Thirdly, I would consider noting that even allowing read-only GET requests from web browser clients without CORS preflighting can be problematic, due to timing attacks. It may be reasonable for most REST GET APIs to be accessible without a CORS preflight, because the only information code from a non-allowed origin can learn is how long the API took, and it's often not too hard to make the response time of a normal REST GET API relatively constant. But GraphQL queries are very flexible, and it's quite possible to design a query that can use timing to determine whether a given field returns null or not, by nesting under that field a complex set of recursive field selections that are only evaluated if the field returns non-null. So a non-normative suggestion that servers that use cookies/Basic Auth or are inaccessible from the public internet consider also requiring that GET operations contain a content-type header or another specific header such as require-preflight would be reasonable.

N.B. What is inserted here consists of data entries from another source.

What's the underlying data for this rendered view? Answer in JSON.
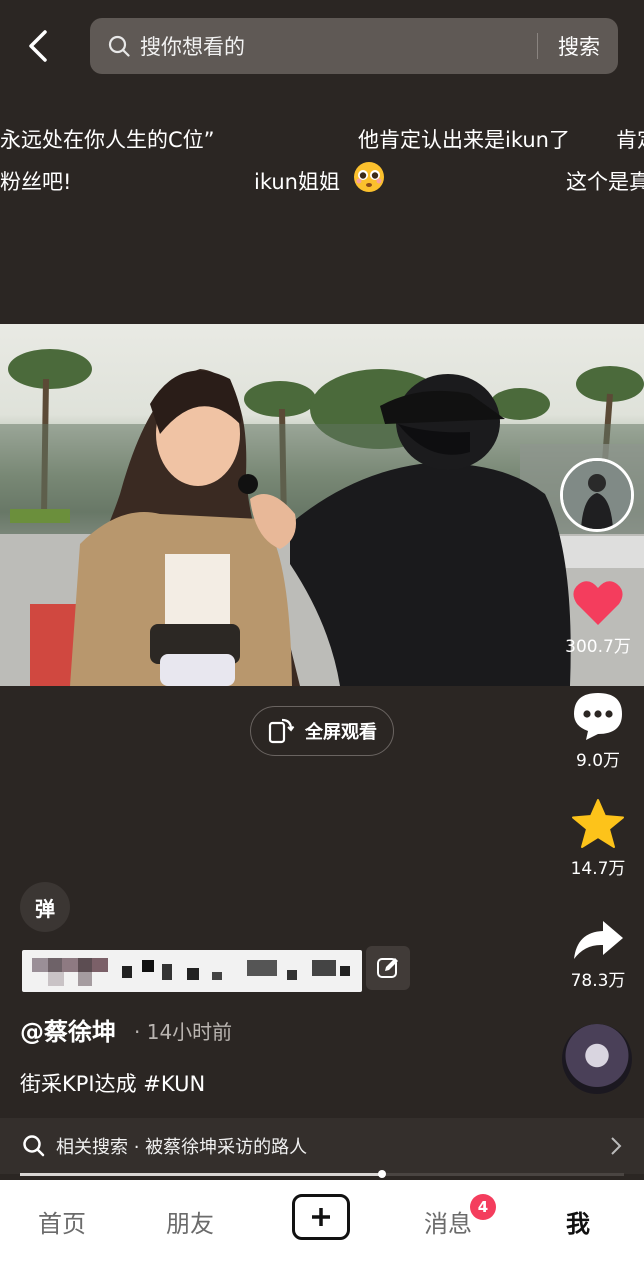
{
  "header": {
    "search_placeholder": "搜你想看的",
    "search_button": "搜索"
  },
  "danmaku": [
    "永远处在你人生的C位”",
    "他肯定认出来是ikun了",
    "肯定",
    "粉丝吧!",
    "ikun姐姐",
    "这个是真"
  ],
  "actions": {
    "likes": "300.7万",
    "comments": "9.0万",
    "favorites": "14.7万",
    "shares": "78.3万"
  },
  "fullscreen_label": "全屏观看",
  "danmaku_toggle": "弹",
  "author": "@蔡徐坤",
  "time_ago": "· 14小时前",
  "caption": "街采KPI达成 #KUN",
  "related_search": "相关搜索 · 被蔡徐坤采访的路人",
  "progress": 0.6,
  "tabs": {
    "home": "首页",
    "friends": "朋友",
    "messages": "消息",
    "me": "我"
  },
  "message_badge": "4",
  "colors": {
    "accent": "#f43d5d",
    "star": "#fdc31a",
    "background": "#2b2623"
  }
}
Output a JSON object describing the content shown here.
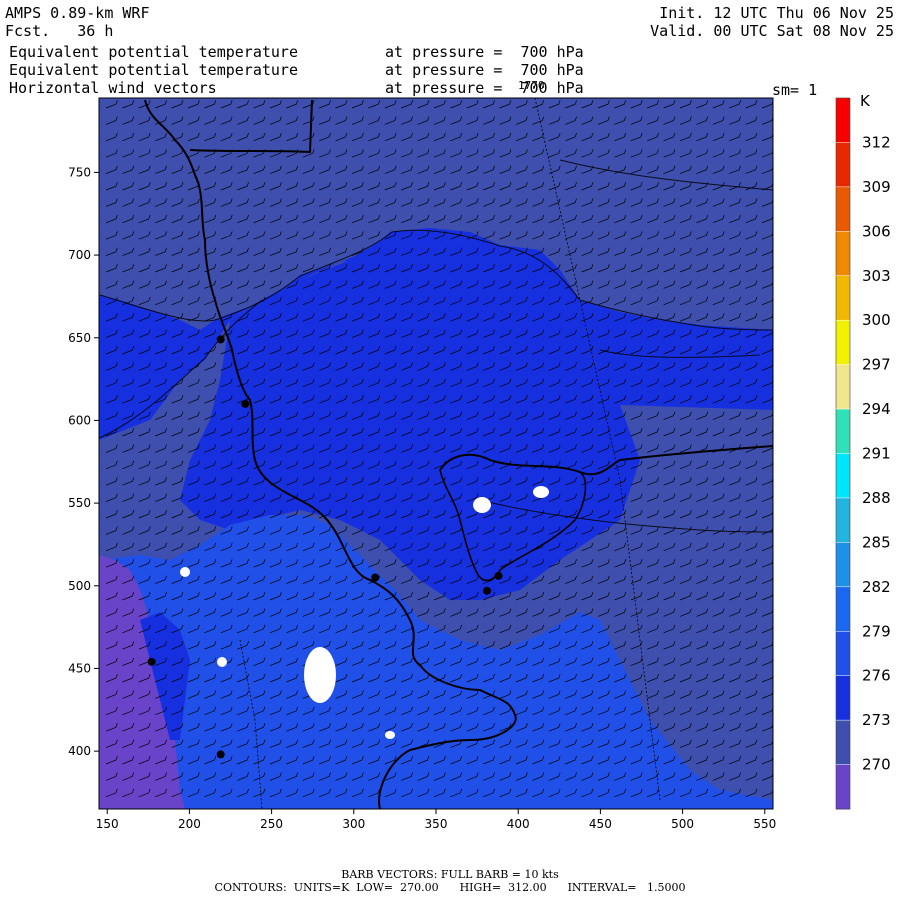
{
  "header": {
    "model": "AMPS 0.89-km WRF",
    "fcst_label": "Fcst.",
    "fcst_value": "36 h",
    "init": "Init. 12 UTC Thu 06 Nov 25",
    "valid": "Valid. 00 UTC Sat 08 Nov 25",
    "fields": [
      {
        "name": "Equivalent potential temperature",
        "level": "at pressure =  700 hPa"
      },
      {
        "name": "Equivalent potential temperature",
        "level": "at pressure =  700 hPa"
      },
      {
        "name": "Horizontal wind vectors",
        "level": "at pressure =  700 hPa"
      }
    ],
    "sm": "sm= 1",
    "overlap_label": "1770"
  },
  "footer": {
    "barb": "BARB VECTORS:  FULL BARB = 10 kts",
    "contours": "CONTOURS:  UNITS=K  LOW=  270.00      HIGH=  312.00      INTERVAL=   1.5000"
  },
  "chart_data": {
    "type": "heatmap",
    "title": "Equivalent potential temperature at 700 hPa",
    "xlim": [
      145,
      555
    ],
    "ylim": [
      365,
      795
    ],
    "x_ticks": [
      150,
      200,
      250,
      300,
      350,
      400,
      450,
      500,
      550
    ],
    "y_ticks": [
      400,
      450,
      500,
      550,
      600,
      650,
      700,
      750
    ],
    "colorbar": {
      "unit": "K",
      "labels": [
        270,
        273,
        276,
        279,
        282,
        285,
        288,
        291,
        294,
        297,
        300,
        303,
        306,
        309,
        312
      ],
      "colors": [
        "#6a44c8",
        "#3f4fae",
        "#1630e0",
        "#2050e8",
        "#1a68f0",
        "#1e90e8",
        "#22b4de",
        "#00e6f8",
        "#30e0b8",
        "#f0e68c",
        "#f0f000",
        "#f0b800",
        "#f08800",
        "#e85a00",
        "#e82800",
        "#f80000"
      ]
    },
    "regions": [
      {
        "name": "273",
        "color": "#3f4fae"
      },
      {
        "name": "276",
        "color": "#1630e0"
      },
      {
        "name": "279",
        "color": "#2050e8"
      },
      {
        "name": "270",
        "color": "#6a44c8"
      }
    ],
    "stations": [
      {
        "x": 219,
        "y": 649
      },
      {
        "x": 234,
        "y": 610
      },
      {
        "x": 313,
        "y": 505
      },
      {
        "x": 381,
        "y": 497
      },
      {
        "x": 388,
        "y": 506
      },
      {
        "x": 177,
        "y": 454
      },
      {
        "x": 219,
        "y": 398
      }
    ],
    "grid": false
  }
}
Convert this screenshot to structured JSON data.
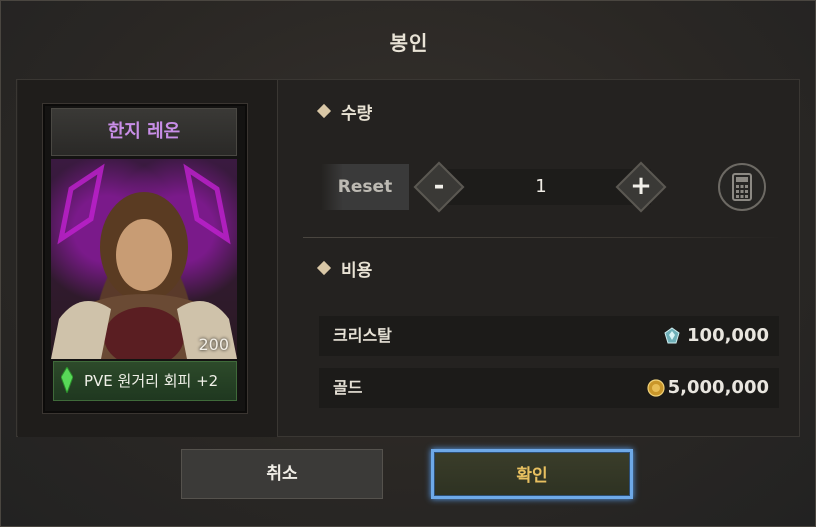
{
  "dialog": {
    "title": "봉인"
  },
  "card": {
    "name": "한지 레온",
    "level": "200",
    "bonus": "PVE 원거리 회피 +2",
    "bonus_icon": "green-gem-icon",
    "name_color": "#c98ee8"
  },
  "quantity": {
    "heading": "수량",
    "reset_label": "Reset",
    "minus_label": "-",
    "plus_label": "+",
    "value": "1",
    "calculator_icon": "calculator-icon"
  },
  "cost": {
    "heading": "비용",
    "items": [
      {
        "label": "크리스탈",
        "icon": "crystal-icon",
        "value": "100,000"
      },
      {
        "label": "골드",
        "icon": "gold-coin-icon",
        "value": "5,000,000"
      }
    ]
  },
  "buttons": {
    "cancel": "취소",
    "confirm": "확인"
  },
  "colors": {
    "confirm_text": "#e8c060",
    "confirm_border": "#6ea9e8",
    "bonus_bg": "#2d4a2a"
  }
}
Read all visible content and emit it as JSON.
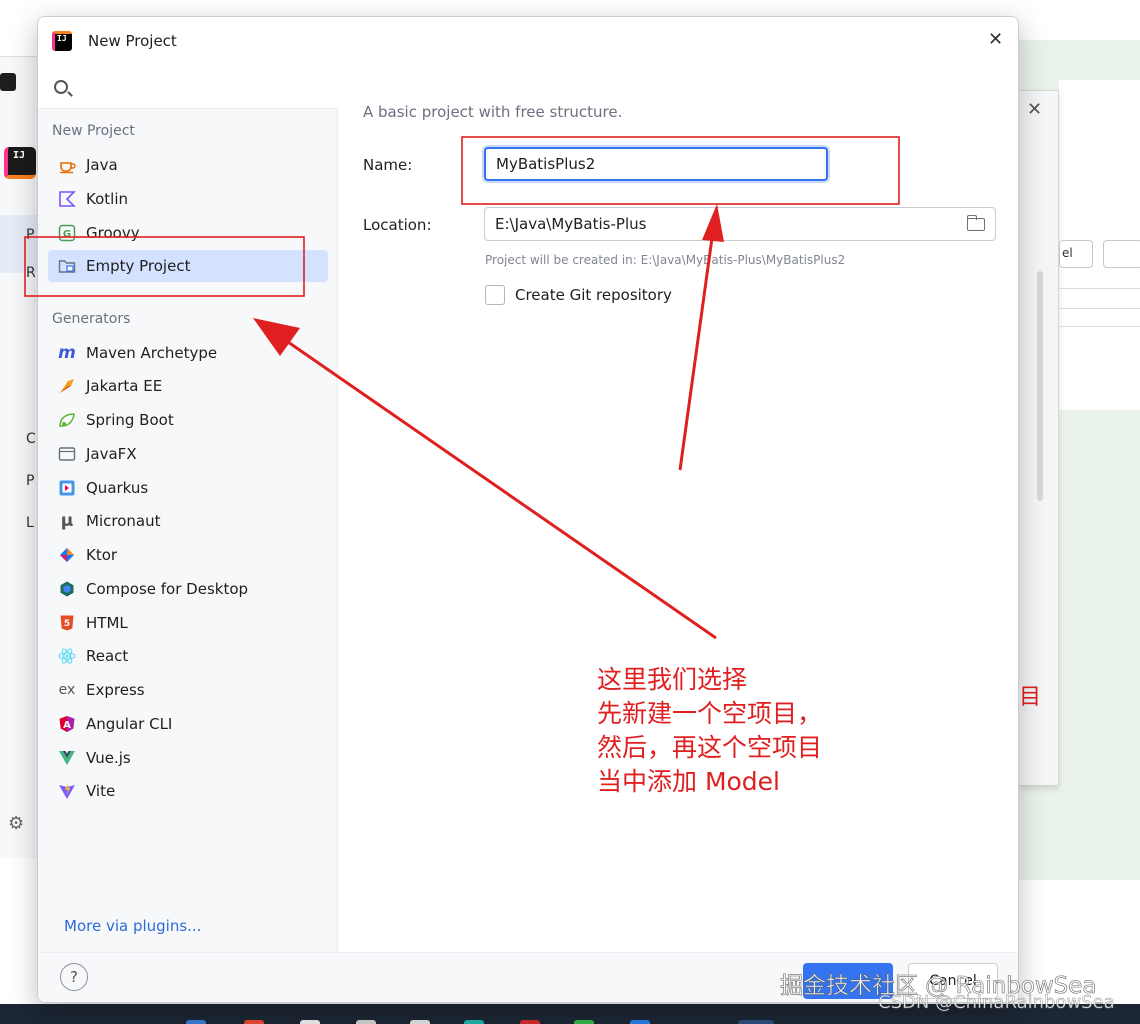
{
  "dialog": {
    "title": "New Project",
    "search": {
      "placeholder": "",
      "value": ""
    },
    "sections": {
      "new_project": "New Project",
      "generators": "Generators"
    },
    "new_project_items": [
      {
        "label": "Java",
        "icon": "java-cup-icon"
      },
      {
        "label": "Kotlin",
        "icon": "kotlin-icon"
      },
      {
        "label": "Groovy",
        "icon": "groovy-icon"
      },
      {
        "label": "Empty Project",
        "icon": "folder-icon"
      }
    ],
    "generator_items": [
      {
        "label": "Maven Archetype",
        "icon": "maven-icon"
      },
      {
        "label": "Jakarta EE",
        "icon": "jakarta-ee-icon"
      },
      {
        "label": "Spring Boot",
        "icon": "spring-boot-icon"
      },
      {
        "label": "JavaFX",
        "icon": "javafx-icon"
      },
      {
        "label": "Quarkus",
        "icon": "quarkus-icon"
      },
      {
        "label": "Micronaut",
        "icon": "micronaut-icon"
      },
      {
        "label": "Ktor",
        "icon": "ktor-icon"
      },
      {
        "label": "Compose for Desktop",
        "icon": "compose-icon"
      },
      {
        "label": "HTML",
        "icon": "html5-icon"
      },
      {
        "label": "React",
        "icon": "react-icon"
      },
      {
        "label": "Express",
        "icon": "express-icon"
      },
      {
        "label": "Angular CLI",
        "icon": "angular-icon"
      },
      {
        "label": "Vue.js",
        "icon": "vue-icon"
      },
      {
        "label": "Vite",
        "icon": "vite-icon"
      }
    ],
    "selected_item": "Empty Project",
    "more_plugins": "More via plugins...",
    "form": {
      "description": "A basic project with free structure.",
      "name_label": "Name:",
      "name_value": "MyBatisPlus2",
      "location_label": "Location:",
      "location_value": "E:\\Java\\MyBatis-Plus",
      "created_hint": "Project will be created in: E:\\Java\\MyBatis-Plus\\MyBatisPlus2",
      "git_label": "Create Git repository",
      "git_checked": false
    },
    "buttons": {
      "help": "?",
      "create": "",
      "cancel": "Cancel"
    }
  },
  "annotation": {
    "lines": [
      "这里我们选择",
      "先新建一个空项目，",
      "然后，再这个空项目",
      "当中添加 Model"
    ],
    "color": "#e02020"
  },
  "watermark": {
    "line1": "掘金技术社区 @ RainbowSea",
    "line2": "CSDN @ChinaRainbowSea"
  },
  "colors": {
    "accent": "#3574f0",
    "selection": "#d4e2ff",
    "annotation_red": "#e02020"
  }
}
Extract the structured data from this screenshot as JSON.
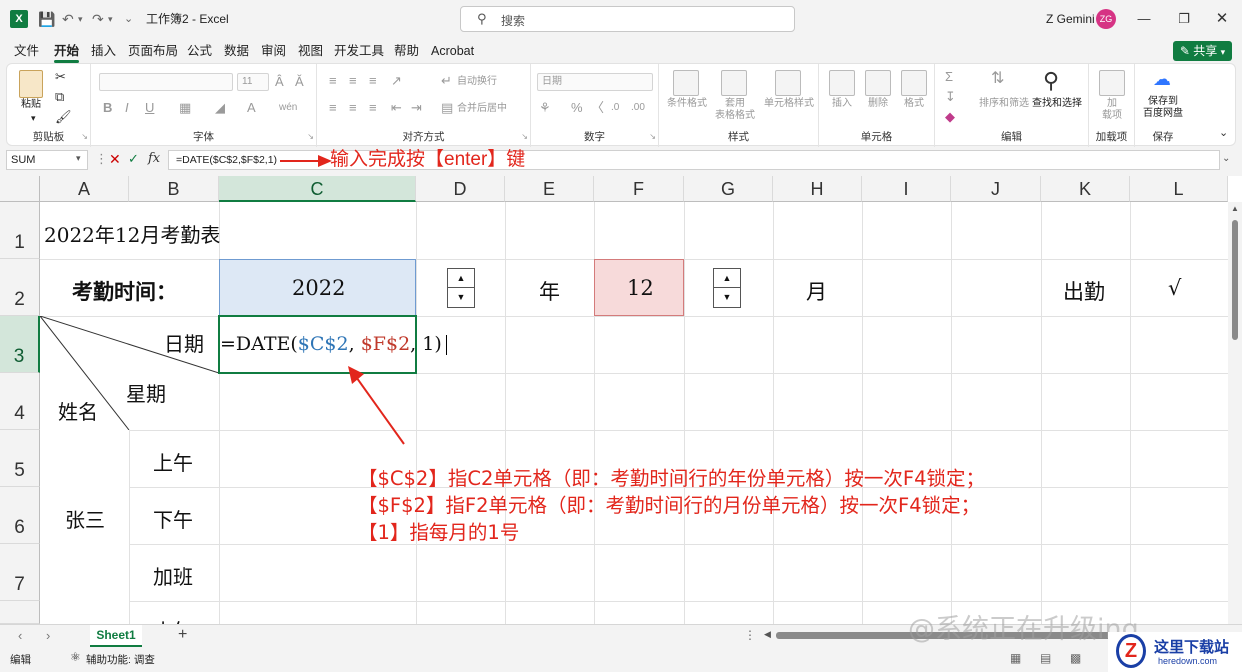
{
  "window": {
    "title": "工作簿2 - Excel",
    "app_logo": "X",
    "search_placeholder": "搜索",
    "user_name": "Z Gemini",
    "user_initials": "ZG"
  },
  "menu": {
    "tabs": [
      "文件",
      "开始",
      "插入",
      "页面布局",
      "公式",
      "数据",
      "审阅",
      "视图",
      "开发工具",
      "帮助",
      "Acrobat"
    ],
    "active": "开始",
    "share_label": "共享"
  },
  "ribbon": {
    "clipboard": {
      "label": "剪贴板",
      "paste": "粘贴"
    },
    "font": {
      "label": "字体",
      "font_size": "11"
    },
    "alignment": {
      "label": "对齐方式",
      "wrap": "自动换行",
      "merge": "合并后居中"
    },
    "number": {
      "label": "数字",
      "format": "日期"
    },
    "styles": {
      "label": "样式",
      "conditional": "条件格式",
      "table": "套用\n表格格式",
      "cell_styles": "单元格样式"
    },
    "cells": {
      "label": "单元格",
      "insert": "插入",
      "delete": "删除",
      "format": "格式"
    },
    "editing": {
      "label": "编辑",
      "sort": "排序和筛选",
      "find": "查找和选择"
    },
    "addins": {
      "label": "加载项",
      "addin": "加\n载项"
    },
    "save": {
      "label": "保存",
      "save_baidu": "保存到\n百度网盘"
    }
  },
  "formula_bar": {
    "name_box": "SUM",
    "formula": "=DATE($C$2,$F$2,1)",
    "annotation": "输入完成按【enter】键"
  },
  "columns": [
    "A",
    "B",
    "C",
    "D",
    "E",
    "F",
    "G",
    "H",
    "I",
    "J",
    "K",
    "L"
  ],
  "rows": [
    "1",
    "2",
    "3",
    "4",
    "5",
    "6",
    "7"
  ],
  "cells": {
    "A1": "2022年12月考勤表",
    "A2": "考勤时间：",
    "C2": "2022",
    "E2": "年",
    "F2": "12",
    "H2": "月",
    "K2": "出勤",
    "L2": "√",
    "B3": "日期",
    "C3_prefix": "=DATE(",
    "C3_ref1": "$C$2",
    "C3_sep1": ",",
    "C3_ref2": "$F$2",
    "C3_suffix": ", 1)",
    "B4": "星期",
    "A4": "姓名",
    "B5": "上午",
    "B6": "下午",
    "A6": "张三",
    "B7": "加班",
    "B8": "小午"
  },
  "annotations": [
    "【$C$2】指C2单元格（即：考勤时间行的年份单元格）按一次F4锁定；",
    "【$F$2】指F2单元格（即：考勤时间行的月份单元格）按一次F4锁定；",
    "【1】指每月的1号"
  ],
  "sheets": {
    "tabs": [
      "Sheet1"
    ],
    "add": "+"
  },
  "status": {
    "mode": "编辑",
    "accessibility": "辅助功能: 调查"
  },
  "watermark": "@系统正在升级ing",
  "site_logo": {
    "name": "这里下载站",
    "url": "heredown.com"
  },
  "colors": {
    "accent": "#107c41",
    "annotation": "#e2261c",
    "ref_blue": "#2e75b6",
    "ref_red": "#c0392b",
    "year_fill": "#dde8f5",
    "month_fill": "#f7dada"
  }
}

I wish in retrospect that we had chosen graphql-require-preflight instead of apollo-require-preflight for the Apollo Router/Server CSRF prevention feature so it would be more reasonable to add as a non-normative suggestion here. The DGS framework allows clients to pass either graphql-require-preflight or apollo-require-preflight; perhaps the spec should suggest the former? I think it wouldn't be too hard to get the Apollo implementations to support both headers too.

Other existing implementations include the graphql-yoga implementation which uses x-graphql-yoga-csrf by default.

I see that drupal-graphql also supports apollo-require-preflight and x-graphql-yoga-csrf. And Pioneer supports apollo-require-preflight.

So concretely I think my changes would be the SHOULD to MUST change above, and a non-normative suggestion that servers should consider rejecting all requests that do not contain a content-type whose essence is a value other than text/plain, multipart/form-data, or application/x-www-form-urlencoded, unless that request also contains one of a set of other header names, where that set should contain graphql-require-preflight.

Should I do this as two separate PRs (separating the SHOULD/MUST from the rest) or just as one?

benjie commented 8 months ago

Awesome write-up; this all sounds great to me, except the SHOULD > MUST - I feel it's okay to say SHOULD with a non-normative note stating that not implementing the behavior would open you up to potential security issues if you are dealing with browser-based clients, and thus you should X, Y and Z. If you feel strongly this isn't an appropriate way to deal with the issue then please raise it as a separate PR to enable discussion. (For clients that don't send Content-Type: application/json or similar: command line clients are the most common, also basic HTTP clients that people write manually. Changing to MUST would force servers to become incompatible with these clients, which should have a very high bar.)

Standardizing graphql-require-preflight sounds like a great call since it's already used fairly widely (or has similar alternatives) - I suggest raising that as a PR on its own for discussion.

glasser commented 8 months ago

Are there examples of popular GraphQL servers that accept POSTs with JSON bodies with no content-type header? The whole JS body-parser-based ecosystem does not, for example. I have definitely had to type -H 'content-type: application/json' many times to curl in my day (though with newer curl you can just use --json instead of --body!)

benjie commented 5 months ago

Are there examples of popular GraphQL servers that accept POSTs with JSON bodies with no content-type header?

The GitHub API:

curl \
  -H 'Authorization: Bearer '$GITHUB_TOKEN \
  -X POST \
  https://api.github.com/graphql \
  --data-binary '{"query":"{ organization(login:\"graphile\") { repository(name:\"crystal\") { description } } }"}'
glasser commented 5 months ago

Hmm, but that API basically requires an Authorization header, right?

benjie commented 5 months ago

Without one it seems to have a rate limit of zero currently.